News today is an AKL housing crisis, worse than leaky homes.

 

 

If it was the same article I saw, I couldn't help but chuckle. It referred to the "leaky home crisis of the mid 90s".

 

Our leaky home is currently being reclad. This process has taught us a lot about leaky homes, the most important being that the problem is far more widespread than most Kiwis realise. Our house was built in 2003, so the problem is definitely not just one affecting 90s built houses. I have also read reports from various sources (such as HOBANZ) that leaky homes are still being built today. 

 

It is also not just affecting houses with monolithic cladding.

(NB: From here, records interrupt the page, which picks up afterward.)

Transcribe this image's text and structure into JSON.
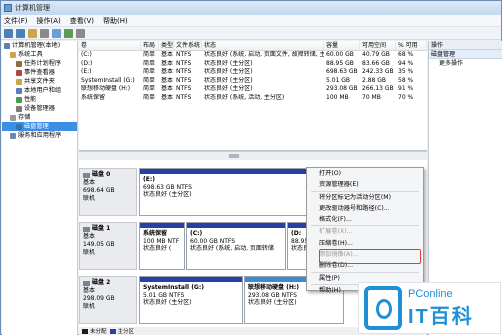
{
  "window": {
    "title": "计算机管理"
  },
  "menu": [
    "文件(F)",
    "操作(A)",
    "查看(V)",
    "帮助(H)"
  ],
  "tree": [
    {
      "label": "计算机管理(本地)",
      "indent": 0,
      "color": "#5b7fb0"
    },
    {
      "label": "系统工具",
      "indent": 1,
      "color": "#c9a64a"
    },
    {
      "label": "任务计划程序",
      "indent": 2,
      "color": "#8c6f3d"
    },
    {
      "label": "事件查看器",
      "indent": 2,
      "color": "#b04a3a"
    },
    {
      "label": "共享文件夹",
      "indent": 2,
      "color": "#c9a64a"
    },
    {
      "label": "本地用户和组",
      "indent": 2,
      "color": "#5a7fb8"
    },
    {
      "label": "性能",
      "indent": 2,
      "color": "#4a9a4a"
    },
    {
      "label": "设备管理器",
      "indent": 2,
      "color": "#7a7a7a"
    },
    {
      "label": "存储",
      "indent": 1,
      "color": "#9a9a9a"
    },
    {
      "label": "磁盘管理",
      "indent": 2,
      "color": "#3d6ea8",
      "selected": true
    },
    {
      "label": "服务和应用程序",
      "indent": 1,
      "color": "#6a8ab0"
    }
  ],
  "volume_table": {
    "headers": [
      "卷",
      "布局",
      "类型",
      "文件系统",
      "状态",
      "容量",
      "可用空间",
      "% 可用"
    ],
    "rows": [
      [
        "(C:)",
        "简单",
        "基本",
        "NTFS",
        "状态良好 (系统, 启动, 页面文件, 故障转储, 主分区)",
        "60.00 GB",
        "40.79 GB",
        "68 %"
      ],
      [
        "(D:)",
        "简单",
        "基本",
        "NTFS",
        "状态良好 (主分区)",
        "88.95 GB",
        "83.66 GB",
        "94 %"
      ],
      [
        "(E:)",
        "简单",
        "基本",
        "NTFS",
        "状态良好 (主分区)",
        "698.63 GB",
        "242.33 GB",
        "35 %"
      ],
      [
        "SystemInstall (G:)",
        "简单",
        "基本",
        "NTFS",
        "状态良好 (主分区)",
        "5.01 GB",
        "2.88 GB",
        "58 %"
      ],
      [
        "联想移动硬盘 (H:)",
        "简单",
        "基本",
        "NTFS",
        "状态良好 (主分区)",
        "293.08 GB",
        "266.13 GB",
        "91 %"
      ],
      [
        "系统保留",
        "简单",
        "基本",
        "NTFS",
        "状态良好 (系统, 活动, 主分区)",
        "100 MB",
        "70 MB",
        "70 %"
      ]
    ]
  },
  "disks": [
    {
      "name": "磁盘 0",
      "type": "基本",
      "size": "698.64 GB",
      "state": "联机",
      "partitions": [
        {
          "name": "(E:)",
          "size": "698.63 GB NTFS",
          "status": "状态良好 (主分区)"
        }
      ]
    },
    {
      "name": "磁盘 1",
      "type": "基本",
      "size": "149.05 GB",
      "state": "联机",
      "partitions": [
        {
          "name": "系统保留",
          "size": "100 MB NTF",
          "status": "状态良好 ("
        },
        {
          "name": "(C:)",
          "size": "60.00 GB NTFS",
          "status": "状态良好 (系统, 启动, 页面转储"
        },
        {
          "name": "(D:",
          "size": "88.95",
          "status": "状态良"
        }
      ]
    },
    {
      "name": "磁盘 2",
      "type": "基本",
      "size": "298.09 GB",
      "state": "联机",
      "partitions": [
        {
          "name": "SystemInstall (G:)",
          "size": "5.01 GB NTFS",
          "status": "状态良好 (主分区)"
        },
        {
          "name": "联想移动硬盘 (H:)",
          "size": "293.08 GB NTFS",
          "status": "状态良好 (主分区)"
        }
      ]
    }
  ],
  "legend": [
    {
      "label": "未分配",
      "color": "#1c1c1c"
    },
    {
      "label": "主分区",
      "color": "#2840a4"
    }
  ],
  "actions": {
    "header1": "操作",
    "header2": "磁盘管理",
    "more": "更多操作"
  },
  "context_menu": [
    {
      "label": "打开(O)"
    },
    {
      "label": "资源管理器(E)"
    },
    {
      "sep": true
    },
    {
      "label": "将分区标记为活动分区(M)"
    },
    {
      "label": "更改驱动器号和路径(C)..."
    },
    {
      "label": "格式化(F)..."
    },
    {
      "sep": true
    },
    {
      "label": "扩展卷(X)...",
      "disabled": true
    },
    {
      "label": "压缩卷(H)..."
    },
    {
      "label": "添加镜像(A)...",
      "disabled": true
    },
    {
      "label": "删除卷(D)..."
    },
    {
      "sep": true
    },
    {
      "label": "属性(P)"
    },
    {
      "sep": true
    },
    {
      "label": "帮助(H)"
    }
  ],
  "watermark": {
    "brand": "PConline",
    "name": "IT百科"
  }
}
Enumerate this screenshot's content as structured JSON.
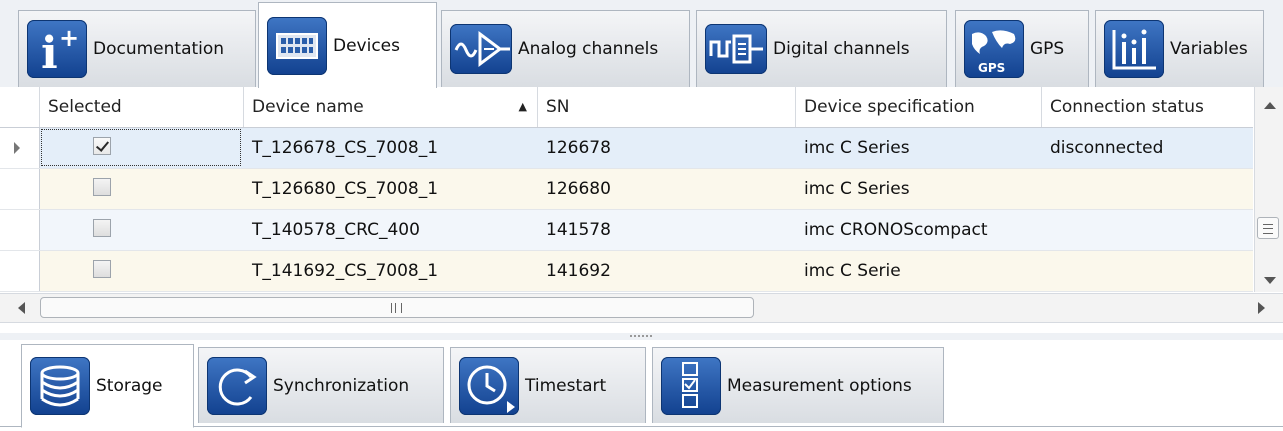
{
  "top_tabs": [
    {
      "label": "Documentation",
      "icon": "info-icon"
    },
    {
      "label": "Devices",
      "icon": "devices-icon"
    },
    {
      "label": "Analog channels",
      "icon": "analog-channels-icon"
    },
    {
      "label": "Digital channels",
      "icon": "digital-channels-icon"
    },
    {
      "label": "GPS",
      "icon": "gps-icon",
      "icon_caption": "GPS"
    },
    {
      "label": "Variables",
      "icon": "variables-icon"
    }
  ],
  "active_top_tab": "Devices",
  "grid": {
    "columns": [
      "Selected",
      "Device name",
      "SN",
      "Device specification",
      "Connection status"
    ],
    "sort_column": "Device name",
    "sort_direction": "ascending",
    "rows": [
      {
        "selected": true,
        "name": "T_126678_CS_7008_1",
        "sn": "126678",
        "spec": "imc C Series",
        "status": "disconnected"
      },
      {
        "selected": false,
        "name": "T_126680_CS_7008_1",
        "sn": "126680",
        "spec": "imc C Series",
        "status": ""
      },
      {
        "selected": false,
        "name": "T_140578_CRC_400",
        "sn": "141578",
        "spec": "imc CRONOScompact",
        "status": ""
      },
      {
        "selected": false,
        "name": "T_141692_CS_7008_1",
        "sn": "141692",
        "spec": "imc C Serie",
        "status": ""
      }
    ]
  },
  "bottom_tabs": [
    {
      "label": "Storage",
      "icon": "storage-icon"
    },
    {
      "label": "Synchronization",
      "icon": "synchronization-icon"
    },
    {
      "label": "Timestart",
      "icon": "clock-icon"
    },
    {
      "label": "Measurement options",
      "icon": "checklist-icon"
    }
  ],
  "active_bottom_tab": "Storage",
  "colors": {
    "icon_blue": "#2a5eaa",
    "selected_row": "#e4eef9",
    "alt_row": "#fbf8ec"
  }
}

We had large portions of brick on our house, which due to poor construction were also sources of damaging water ingress. 

 

Add to this the fact that so many people are living in them without even realising, and we're very much at the tip of the iceberg of the leaky home saga. I reckon we'll see a spate of houses failing over the next 10-15 years, and because all of these are outside of the 10 year threshold for assistance under the Weathertight Homes Resolution Service, there will be a lot of home owners in deep financial trouble.

 

 

 

 

 

 

I've never really found an explanation as to why the councils who certified the building work are not liable? Or the government who drew up (I assume) the regulations that applied?

 

AFAICT the owner (assuming he was the one who had the house built) had no part to play in the failure.

 

The lack of qualified Chartered Surveyors to carry out building surveys, who you can sue if they get it wrong, is a worry.